Wednesday, February 19, 2014

Transitioning is a bit of a struggle

970: 

I don’t want to condone any level of animal abuse of course, but I do want to allow room to discuss it, so I’m suggesting this: 
Although one can’t justify any animal use on intellectual terms, I want to be the first to admit that we’ve all contributed to the present state of affairs, we’ve all used animals in the past.

I can remember myself struggling with this.  I’ll explain this struggle in case anyone can relate to it.
My daily habits were governed by what others did ... and others mostly didn’t think about animals’ feelings.  They just did what they’d always done, what their parents had taught them.  And it was what they passed on to their own children - to simply eat the food they like.

As an adult, and earlier as a child, I consumed foods and confections not just to satisfy my hunger but also for pleasure.  I would ask myself, why stop any of that for the sake of an animal?  If I ever wanted to test my compassion I could always show it for fellow humans - there are enough social justice issues to fight for.  There are always humans who need help, so I’d have argued that compassion doesn’t HAVE to extend to animals, not the ones we eat anyway.

The problem for me was, as a life-long meat eater, that I didn’t like admitting I might be wrong, especially about my food habits.  That would mean too much loss of face and consequently too big a change in my lifestyle.  I’d been eating the same sorts of food all my life and it would take a lot of undoing, to dispense with animal products.  But as a young person at the time, I was at least less set in my ways, having had fewer years of guilt about my food-choices.  As a young person I wanted to re-examine values.  My food had been provided by my elders and, since rebelling against the habits of older people felt right to me, a radical diet-change felt like making an independent stand.  I remember it felt natural to accuse my elders of being ‘asleep’ on the matter of ‘eating animals’.  I wanted to ‘set up camp’ on the other side of the river.

It’s easier to make these radical changes when young, and far harder when older.  Then, as now, I thought that being a herbivore was the obvious way to spare animals.  I could see that it was a beautiful idea in theory but in practical terms I’d had my doubts.  Was it possible?  And if I could get over missing all those familiar foods could I also withstand the opprobrium of my fellow humans, all of whom were dedicated omnivores, and many who were enthusiastic carnivores.  I’d be denigrating the eating habits of nearly everyone I knew, and this wouldn’t win me any friends.

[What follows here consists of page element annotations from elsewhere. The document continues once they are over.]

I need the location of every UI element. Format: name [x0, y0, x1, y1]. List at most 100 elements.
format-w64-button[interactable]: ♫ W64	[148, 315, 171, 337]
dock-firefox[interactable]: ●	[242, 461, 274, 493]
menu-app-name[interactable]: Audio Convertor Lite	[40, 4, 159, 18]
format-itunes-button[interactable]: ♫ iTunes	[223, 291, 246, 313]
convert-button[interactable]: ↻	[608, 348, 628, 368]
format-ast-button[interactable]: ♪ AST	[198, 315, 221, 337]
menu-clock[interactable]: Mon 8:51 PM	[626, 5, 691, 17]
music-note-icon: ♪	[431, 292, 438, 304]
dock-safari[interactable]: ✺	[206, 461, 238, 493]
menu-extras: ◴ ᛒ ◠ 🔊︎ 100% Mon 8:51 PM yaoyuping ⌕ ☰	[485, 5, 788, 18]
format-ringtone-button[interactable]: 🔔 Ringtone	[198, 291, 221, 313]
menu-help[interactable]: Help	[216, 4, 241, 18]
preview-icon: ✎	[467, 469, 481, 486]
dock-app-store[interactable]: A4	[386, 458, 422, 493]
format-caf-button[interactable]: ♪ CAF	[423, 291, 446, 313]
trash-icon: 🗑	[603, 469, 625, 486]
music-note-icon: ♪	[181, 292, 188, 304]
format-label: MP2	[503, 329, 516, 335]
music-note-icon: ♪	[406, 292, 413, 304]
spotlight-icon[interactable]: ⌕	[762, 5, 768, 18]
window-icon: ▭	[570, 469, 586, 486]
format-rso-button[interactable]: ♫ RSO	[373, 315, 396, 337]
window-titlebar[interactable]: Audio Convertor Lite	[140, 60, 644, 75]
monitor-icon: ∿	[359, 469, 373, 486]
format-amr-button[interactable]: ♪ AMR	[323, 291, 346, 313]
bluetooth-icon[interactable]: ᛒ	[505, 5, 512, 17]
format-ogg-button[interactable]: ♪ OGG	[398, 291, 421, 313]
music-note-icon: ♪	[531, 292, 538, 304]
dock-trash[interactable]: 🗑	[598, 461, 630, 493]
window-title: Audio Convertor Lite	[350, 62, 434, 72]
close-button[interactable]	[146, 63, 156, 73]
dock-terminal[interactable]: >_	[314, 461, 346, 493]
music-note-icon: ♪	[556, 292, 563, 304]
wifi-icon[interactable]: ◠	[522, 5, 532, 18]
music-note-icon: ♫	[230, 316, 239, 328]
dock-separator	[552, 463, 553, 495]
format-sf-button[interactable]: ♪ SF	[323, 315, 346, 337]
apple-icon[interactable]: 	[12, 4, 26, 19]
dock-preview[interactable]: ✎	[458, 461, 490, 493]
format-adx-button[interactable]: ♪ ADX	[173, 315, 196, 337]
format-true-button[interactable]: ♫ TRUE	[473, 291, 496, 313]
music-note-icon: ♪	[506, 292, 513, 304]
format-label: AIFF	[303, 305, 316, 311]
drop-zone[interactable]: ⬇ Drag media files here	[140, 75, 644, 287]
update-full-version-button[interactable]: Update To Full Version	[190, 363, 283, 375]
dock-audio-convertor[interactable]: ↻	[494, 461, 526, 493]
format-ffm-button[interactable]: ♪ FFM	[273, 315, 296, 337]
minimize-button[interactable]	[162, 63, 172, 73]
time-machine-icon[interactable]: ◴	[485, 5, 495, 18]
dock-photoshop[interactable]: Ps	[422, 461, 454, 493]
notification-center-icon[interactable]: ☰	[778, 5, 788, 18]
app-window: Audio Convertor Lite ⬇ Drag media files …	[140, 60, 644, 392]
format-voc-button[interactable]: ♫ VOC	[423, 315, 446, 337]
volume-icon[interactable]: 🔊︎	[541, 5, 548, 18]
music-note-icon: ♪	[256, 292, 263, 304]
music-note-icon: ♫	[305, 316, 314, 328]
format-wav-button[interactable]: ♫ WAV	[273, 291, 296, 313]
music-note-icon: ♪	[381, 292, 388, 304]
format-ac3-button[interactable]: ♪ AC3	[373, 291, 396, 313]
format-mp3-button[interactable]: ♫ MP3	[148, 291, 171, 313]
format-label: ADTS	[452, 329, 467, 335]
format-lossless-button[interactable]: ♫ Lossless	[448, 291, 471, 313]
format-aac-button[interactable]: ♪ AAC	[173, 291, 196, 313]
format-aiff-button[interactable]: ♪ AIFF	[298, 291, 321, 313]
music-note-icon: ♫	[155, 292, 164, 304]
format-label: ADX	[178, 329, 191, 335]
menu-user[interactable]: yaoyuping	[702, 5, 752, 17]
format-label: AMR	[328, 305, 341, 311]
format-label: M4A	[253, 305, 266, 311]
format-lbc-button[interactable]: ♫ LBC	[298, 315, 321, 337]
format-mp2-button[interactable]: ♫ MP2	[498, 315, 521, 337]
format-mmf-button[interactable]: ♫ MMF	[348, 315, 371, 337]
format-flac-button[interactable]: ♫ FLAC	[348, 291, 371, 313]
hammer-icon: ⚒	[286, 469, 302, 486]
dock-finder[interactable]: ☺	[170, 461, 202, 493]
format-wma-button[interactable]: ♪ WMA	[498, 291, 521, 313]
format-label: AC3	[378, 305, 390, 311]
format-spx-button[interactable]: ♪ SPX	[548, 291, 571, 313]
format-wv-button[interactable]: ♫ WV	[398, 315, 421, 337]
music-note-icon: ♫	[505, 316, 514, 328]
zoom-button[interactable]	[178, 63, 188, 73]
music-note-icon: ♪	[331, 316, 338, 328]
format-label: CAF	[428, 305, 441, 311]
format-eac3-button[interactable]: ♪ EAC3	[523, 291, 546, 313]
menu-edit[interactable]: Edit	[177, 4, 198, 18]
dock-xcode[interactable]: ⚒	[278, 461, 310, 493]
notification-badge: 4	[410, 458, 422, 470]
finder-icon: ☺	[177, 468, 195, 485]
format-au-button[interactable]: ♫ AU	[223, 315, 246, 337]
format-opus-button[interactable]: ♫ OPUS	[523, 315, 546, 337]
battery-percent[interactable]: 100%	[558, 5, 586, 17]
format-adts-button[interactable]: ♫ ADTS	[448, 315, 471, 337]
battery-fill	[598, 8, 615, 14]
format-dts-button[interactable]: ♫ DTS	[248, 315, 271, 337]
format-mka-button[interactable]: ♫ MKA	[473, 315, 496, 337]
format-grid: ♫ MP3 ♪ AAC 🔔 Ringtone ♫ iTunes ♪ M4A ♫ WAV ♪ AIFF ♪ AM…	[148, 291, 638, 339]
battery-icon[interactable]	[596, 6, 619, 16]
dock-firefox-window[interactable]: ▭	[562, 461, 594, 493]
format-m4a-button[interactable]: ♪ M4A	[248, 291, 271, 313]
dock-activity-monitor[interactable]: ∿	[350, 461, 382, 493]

By exposing and explaining and talking about animal abuse in the food industry, I wasn’t surprised to find myself socially dropped by those very same family and friends.  And yet I was only trying to be constructive and get to the truth.  I only wanted to point out that unthinking humans have the capacity for acting destructively and hypocritically.

Whether people were acting by commission or omission, or acting directly or by proxy, or being up front or clandestine - I wanted all of that discussed.  But how?  All I could think of doing, to get the ball rolling, was to be rude.  And then I noticed that it always descended into mutual abuse, cutting off the possibility of any sort of rational debate.

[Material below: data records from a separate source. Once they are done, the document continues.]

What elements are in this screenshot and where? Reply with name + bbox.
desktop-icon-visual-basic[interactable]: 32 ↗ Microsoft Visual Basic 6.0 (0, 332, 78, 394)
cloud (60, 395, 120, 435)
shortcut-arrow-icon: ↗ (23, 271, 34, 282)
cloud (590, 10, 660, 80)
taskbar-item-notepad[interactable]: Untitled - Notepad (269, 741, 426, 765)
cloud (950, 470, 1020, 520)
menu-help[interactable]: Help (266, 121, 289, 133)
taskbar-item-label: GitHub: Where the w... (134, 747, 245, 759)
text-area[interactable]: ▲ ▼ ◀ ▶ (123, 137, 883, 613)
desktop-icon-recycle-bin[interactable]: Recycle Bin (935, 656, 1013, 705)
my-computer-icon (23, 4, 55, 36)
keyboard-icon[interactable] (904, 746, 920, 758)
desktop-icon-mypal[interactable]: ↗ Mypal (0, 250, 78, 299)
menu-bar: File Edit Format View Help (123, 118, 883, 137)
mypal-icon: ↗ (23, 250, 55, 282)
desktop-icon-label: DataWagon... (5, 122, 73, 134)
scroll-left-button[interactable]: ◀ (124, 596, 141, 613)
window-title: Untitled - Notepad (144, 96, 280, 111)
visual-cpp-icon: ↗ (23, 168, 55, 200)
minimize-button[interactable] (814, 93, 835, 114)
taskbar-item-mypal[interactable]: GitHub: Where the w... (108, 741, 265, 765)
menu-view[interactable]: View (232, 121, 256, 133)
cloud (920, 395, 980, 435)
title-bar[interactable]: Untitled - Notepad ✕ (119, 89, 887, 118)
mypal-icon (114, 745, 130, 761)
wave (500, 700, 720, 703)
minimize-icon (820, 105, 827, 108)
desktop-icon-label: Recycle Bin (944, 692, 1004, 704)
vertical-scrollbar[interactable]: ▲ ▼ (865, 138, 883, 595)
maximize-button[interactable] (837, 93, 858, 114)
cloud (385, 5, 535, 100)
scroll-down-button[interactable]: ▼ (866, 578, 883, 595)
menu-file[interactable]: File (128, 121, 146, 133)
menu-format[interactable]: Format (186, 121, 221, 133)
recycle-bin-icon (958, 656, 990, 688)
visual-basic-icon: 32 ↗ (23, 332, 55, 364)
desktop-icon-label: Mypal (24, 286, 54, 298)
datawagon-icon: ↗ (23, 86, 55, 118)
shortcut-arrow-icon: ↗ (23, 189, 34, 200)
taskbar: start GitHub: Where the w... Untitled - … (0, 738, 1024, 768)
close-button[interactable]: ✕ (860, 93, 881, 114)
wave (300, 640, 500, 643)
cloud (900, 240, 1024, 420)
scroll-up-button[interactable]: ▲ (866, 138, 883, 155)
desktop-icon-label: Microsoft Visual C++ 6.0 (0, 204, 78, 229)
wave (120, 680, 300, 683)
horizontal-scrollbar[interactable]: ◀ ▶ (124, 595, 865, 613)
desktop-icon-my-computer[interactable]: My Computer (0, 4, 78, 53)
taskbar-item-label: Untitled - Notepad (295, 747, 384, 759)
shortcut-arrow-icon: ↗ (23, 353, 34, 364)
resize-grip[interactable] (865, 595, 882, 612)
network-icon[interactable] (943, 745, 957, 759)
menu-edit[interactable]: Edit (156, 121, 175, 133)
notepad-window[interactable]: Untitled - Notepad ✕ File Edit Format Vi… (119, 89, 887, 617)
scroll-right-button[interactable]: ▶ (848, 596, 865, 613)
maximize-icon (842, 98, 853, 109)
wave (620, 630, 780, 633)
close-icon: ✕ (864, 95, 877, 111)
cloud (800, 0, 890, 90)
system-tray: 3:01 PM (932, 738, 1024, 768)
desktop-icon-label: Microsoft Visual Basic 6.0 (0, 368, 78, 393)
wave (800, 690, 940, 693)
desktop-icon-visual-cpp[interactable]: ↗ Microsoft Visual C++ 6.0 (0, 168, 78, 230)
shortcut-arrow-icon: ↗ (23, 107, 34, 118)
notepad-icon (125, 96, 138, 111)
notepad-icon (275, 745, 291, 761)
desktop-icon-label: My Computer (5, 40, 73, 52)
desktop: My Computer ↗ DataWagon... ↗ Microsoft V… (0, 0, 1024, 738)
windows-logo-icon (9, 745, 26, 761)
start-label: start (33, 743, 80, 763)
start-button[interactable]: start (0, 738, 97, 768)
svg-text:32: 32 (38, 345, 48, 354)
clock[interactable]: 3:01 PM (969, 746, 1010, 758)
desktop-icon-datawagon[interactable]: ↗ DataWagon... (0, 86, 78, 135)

I often felt helpless to do much about the ‘animal thing’.  I was fast becoming aware that human habits and social mores were so strongly set-in, that nothing I could do personally would change things.  Everyone thought of themself as a sensitive person, and in this case that was the BIG problem.  Everybody already knew humans were trashing the environment and doing things against their own ethical standards.  By admitting human culpability in one area it seemed they could ignore the animal issue.  Being such an integral part of human life, animal use and abuse was the last thing anyone would want to hear about.

So the struggle had and still has many strands.  There were my own doubts about the safety of plant-based foods, there was the concern that I couldn’t keep it up and, if I could, then not be able to speak about it, not get support and consequently feel like an outsider – all so much easier to initiate when young.


But all this is far harder to deal with when older.  Even harder to accept all these years on, that people still aren’t being touched by the question of animal cruelty.